Auch die Industrie- und Handelskammer (IHK) bemüht sich nach eigenen Angaben redlich darum, Unternehmen vom Sinn der Ausbildung zu überzeugen. Offenbar zwingt die wirtschaftliche Lage viele Betriebe dennoch zu kurzfristigem Denken: „Wenn die Geschäfte schlecht gehen, wird weniger ausgebildet“, sagt IHK-Sprecher Stefan Siebner. Zudem seien in vielen Berufen die Anforderungen gestiegen, was die Suche nach geeigneten Azubis erschwere. „Etwa 15 Prozent aller Bewerber sind aufgrund mangelnder fachlicher und sozialer Kompetenz für eine Ausbildung gar nicht geeignet“, meint Siebner.

Noch deutlicher wird Almuth Draeger von der Berliner Handwerkskammer. „Viele Bewerber schreiben schlampige Bewerbungen, teilweise im SMS-Deutsch, andere haben Probleme, im Umgang zwischen Freunden und Erwachsenen zu differenzieren“, so Draeger. Problematisch auch: Viele sind nicht bereit, von ihrem Wunschberuf abzuweichen. Kfz-Mechaniker, Friseur und alles mit Computern sind nach wie vor die Hits. Bäcker, Fleischer oder Textilreiniger möchte dagegen kaum jemand werden.

Draeger glaubt dennoch, dass sich die Situation im Spätsommer entspannt. Viele Handwerksbetriebe würden sich traditionell erst sehr spät entscheiden, einen neuen Lehrling aufzunehmen. Denn: „Was den Handwerkern vor allem fehlt, das sind Aufträge“, so Draeger.

Gewerkschafter vermuten bei vielen Betrieben eher Ausbildungsverweigerung. DGB-Bezirksvize Bernd Rissmann kritisiert, dass entgegen allen Verabredungen noch immer gerade mal 30 Prozent aller zur Ausbildung befähigten Unternehmen tatsächlich ausbilden. „Offenbar sind die Appelle des Senats an die Wirtschaft bislang ohne Wirkung geblieben“, so Rissmann. Stattdessen habe die IHK die von den Firmen zu zahlende Prüfungsgebühr verdreifacht. Rissmann hält das für „kontraproduktiv“. Wenn die öffentliche Hand die berufliche Ausbildung nicht irgendwann komplett zahlen wolle, müsse man gegensteuern, so Rissmann. Stichwort: Ausbildungsumlage.
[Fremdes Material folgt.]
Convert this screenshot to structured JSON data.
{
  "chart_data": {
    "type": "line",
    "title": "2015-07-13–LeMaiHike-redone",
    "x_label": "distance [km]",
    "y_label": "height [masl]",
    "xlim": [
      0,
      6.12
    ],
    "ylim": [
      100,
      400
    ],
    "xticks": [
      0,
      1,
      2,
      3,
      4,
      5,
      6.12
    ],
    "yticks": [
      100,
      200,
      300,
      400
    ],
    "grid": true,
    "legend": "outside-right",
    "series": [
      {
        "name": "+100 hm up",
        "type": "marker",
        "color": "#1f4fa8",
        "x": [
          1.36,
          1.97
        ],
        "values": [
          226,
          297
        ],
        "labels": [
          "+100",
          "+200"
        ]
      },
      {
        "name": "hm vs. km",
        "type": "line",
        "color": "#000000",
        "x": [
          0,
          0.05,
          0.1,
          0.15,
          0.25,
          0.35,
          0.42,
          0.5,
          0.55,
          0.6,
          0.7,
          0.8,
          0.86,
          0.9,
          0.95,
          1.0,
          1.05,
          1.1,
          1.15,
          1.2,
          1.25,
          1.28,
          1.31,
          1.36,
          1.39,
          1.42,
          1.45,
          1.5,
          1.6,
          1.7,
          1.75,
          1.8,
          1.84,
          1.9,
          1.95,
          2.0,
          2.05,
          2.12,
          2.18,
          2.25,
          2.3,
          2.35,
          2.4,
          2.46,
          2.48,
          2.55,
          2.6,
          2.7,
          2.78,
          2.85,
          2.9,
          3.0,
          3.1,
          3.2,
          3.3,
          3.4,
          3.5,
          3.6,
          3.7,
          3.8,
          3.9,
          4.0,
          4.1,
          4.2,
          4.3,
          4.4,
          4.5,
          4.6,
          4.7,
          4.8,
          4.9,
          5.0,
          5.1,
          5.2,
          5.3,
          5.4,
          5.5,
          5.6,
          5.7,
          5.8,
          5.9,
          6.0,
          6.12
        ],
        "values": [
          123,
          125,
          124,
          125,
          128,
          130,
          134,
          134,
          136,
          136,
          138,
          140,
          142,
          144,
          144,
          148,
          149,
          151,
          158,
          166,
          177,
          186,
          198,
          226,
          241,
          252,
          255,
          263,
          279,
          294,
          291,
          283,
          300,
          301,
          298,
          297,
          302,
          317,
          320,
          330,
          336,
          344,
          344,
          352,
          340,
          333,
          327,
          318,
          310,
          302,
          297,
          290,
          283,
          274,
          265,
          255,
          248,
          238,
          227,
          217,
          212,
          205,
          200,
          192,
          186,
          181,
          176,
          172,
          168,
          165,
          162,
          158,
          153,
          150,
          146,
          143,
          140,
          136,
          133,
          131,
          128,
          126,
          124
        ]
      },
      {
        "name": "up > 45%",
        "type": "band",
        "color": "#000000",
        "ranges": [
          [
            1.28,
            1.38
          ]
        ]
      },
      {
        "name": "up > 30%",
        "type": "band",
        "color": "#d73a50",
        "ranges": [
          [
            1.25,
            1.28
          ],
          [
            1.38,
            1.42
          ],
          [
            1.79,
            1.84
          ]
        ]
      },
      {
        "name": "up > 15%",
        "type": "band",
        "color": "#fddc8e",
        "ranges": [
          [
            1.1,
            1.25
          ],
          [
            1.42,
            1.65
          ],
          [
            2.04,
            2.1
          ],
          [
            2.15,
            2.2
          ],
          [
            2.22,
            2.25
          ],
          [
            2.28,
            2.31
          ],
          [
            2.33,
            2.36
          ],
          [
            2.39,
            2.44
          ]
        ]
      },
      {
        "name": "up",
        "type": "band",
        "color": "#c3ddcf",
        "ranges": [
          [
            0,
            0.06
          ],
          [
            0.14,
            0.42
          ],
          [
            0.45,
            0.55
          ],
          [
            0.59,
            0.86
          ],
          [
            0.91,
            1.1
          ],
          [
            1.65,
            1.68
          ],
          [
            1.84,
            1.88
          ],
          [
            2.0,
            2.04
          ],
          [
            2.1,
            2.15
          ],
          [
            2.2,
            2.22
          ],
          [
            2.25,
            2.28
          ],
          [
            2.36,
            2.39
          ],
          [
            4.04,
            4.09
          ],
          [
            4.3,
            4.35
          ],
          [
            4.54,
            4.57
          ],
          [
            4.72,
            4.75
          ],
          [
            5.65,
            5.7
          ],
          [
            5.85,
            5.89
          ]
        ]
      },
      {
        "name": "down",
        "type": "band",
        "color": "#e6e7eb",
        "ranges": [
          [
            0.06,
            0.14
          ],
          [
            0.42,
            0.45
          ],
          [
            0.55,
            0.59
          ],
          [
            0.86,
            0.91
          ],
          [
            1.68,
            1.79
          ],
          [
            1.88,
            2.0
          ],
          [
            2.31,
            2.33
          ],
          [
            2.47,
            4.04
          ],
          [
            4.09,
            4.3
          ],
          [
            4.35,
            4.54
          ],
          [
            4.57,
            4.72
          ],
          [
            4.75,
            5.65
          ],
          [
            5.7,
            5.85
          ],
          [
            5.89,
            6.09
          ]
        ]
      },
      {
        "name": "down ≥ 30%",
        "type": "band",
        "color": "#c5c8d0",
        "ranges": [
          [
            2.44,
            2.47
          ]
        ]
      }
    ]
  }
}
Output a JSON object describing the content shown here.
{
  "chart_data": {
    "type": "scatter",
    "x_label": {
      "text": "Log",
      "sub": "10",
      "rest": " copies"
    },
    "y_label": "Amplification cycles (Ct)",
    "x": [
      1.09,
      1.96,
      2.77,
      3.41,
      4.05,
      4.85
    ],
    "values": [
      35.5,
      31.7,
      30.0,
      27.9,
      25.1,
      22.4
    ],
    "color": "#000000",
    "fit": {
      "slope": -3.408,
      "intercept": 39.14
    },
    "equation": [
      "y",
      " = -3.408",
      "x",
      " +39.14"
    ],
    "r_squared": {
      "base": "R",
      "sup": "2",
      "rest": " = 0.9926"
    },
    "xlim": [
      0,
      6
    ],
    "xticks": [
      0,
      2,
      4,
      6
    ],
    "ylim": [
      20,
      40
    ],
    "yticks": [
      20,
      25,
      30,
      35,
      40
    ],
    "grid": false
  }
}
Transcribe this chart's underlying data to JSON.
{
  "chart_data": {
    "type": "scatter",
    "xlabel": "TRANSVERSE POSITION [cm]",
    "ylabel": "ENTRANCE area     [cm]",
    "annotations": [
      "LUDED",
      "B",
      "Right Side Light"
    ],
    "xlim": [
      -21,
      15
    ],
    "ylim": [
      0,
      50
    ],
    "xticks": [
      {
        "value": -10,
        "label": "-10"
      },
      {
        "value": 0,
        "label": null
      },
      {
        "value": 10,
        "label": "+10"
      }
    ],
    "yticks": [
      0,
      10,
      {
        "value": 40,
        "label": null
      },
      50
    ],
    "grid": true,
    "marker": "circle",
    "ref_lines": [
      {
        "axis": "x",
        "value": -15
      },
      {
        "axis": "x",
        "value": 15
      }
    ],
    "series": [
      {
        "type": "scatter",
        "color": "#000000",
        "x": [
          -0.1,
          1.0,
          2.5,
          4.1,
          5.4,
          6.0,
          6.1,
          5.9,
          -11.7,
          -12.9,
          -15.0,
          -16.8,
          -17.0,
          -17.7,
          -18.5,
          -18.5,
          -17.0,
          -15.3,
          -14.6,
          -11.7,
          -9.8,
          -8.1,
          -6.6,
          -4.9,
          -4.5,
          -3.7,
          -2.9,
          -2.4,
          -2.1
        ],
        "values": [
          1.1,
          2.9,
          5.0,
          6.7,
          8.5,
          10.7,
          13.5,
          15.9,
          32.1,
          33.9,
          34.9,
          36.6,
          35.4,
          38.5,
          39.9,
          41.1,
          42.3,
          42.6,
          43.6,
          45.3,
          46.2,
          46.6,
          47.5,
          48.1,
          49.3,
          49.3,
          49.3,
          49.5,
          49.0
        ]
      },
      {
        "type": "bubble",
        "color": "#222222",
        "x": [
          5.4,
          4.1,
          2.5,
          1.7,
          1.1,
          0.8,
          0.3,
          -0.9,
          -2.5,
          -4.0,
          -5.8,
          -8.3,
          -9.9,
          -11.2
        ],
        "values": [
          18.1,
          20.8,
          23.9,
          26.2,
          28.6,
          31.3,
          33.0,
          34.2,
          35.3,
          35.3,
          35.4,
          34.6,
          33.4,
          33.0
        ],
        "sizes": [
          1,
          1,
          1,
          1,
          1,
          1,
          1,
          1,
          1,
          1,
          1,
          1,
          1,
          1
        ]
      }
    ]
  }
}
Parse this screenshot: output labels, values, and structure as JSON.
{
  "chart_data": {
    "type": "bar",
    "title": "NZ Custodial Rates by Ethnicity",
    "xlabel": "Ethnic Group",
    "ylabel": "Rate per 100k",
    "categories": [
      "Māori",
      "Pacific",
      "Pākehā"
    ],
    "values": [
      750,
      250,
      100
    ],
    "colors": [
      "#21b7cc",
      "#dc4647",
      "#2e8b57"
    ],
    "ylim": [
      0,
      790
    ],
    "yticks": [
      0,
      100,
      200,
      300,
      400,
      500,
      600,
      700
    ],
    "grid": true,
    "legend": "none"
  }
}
Vorerst bleiben den Lehrstellensuchern nur gut gemeinte Ratschläge. Die Handwerkskammer empfiehlt, sich mit einem Praktikum in Betrieben vorzustellen. Die IHK, nicht auf dem Traumberuf zu bestehen und mobil zu sein. Und das Arbeitsamt rät: Immer wieder nachfragen und die Hoffnung nicht verlieren.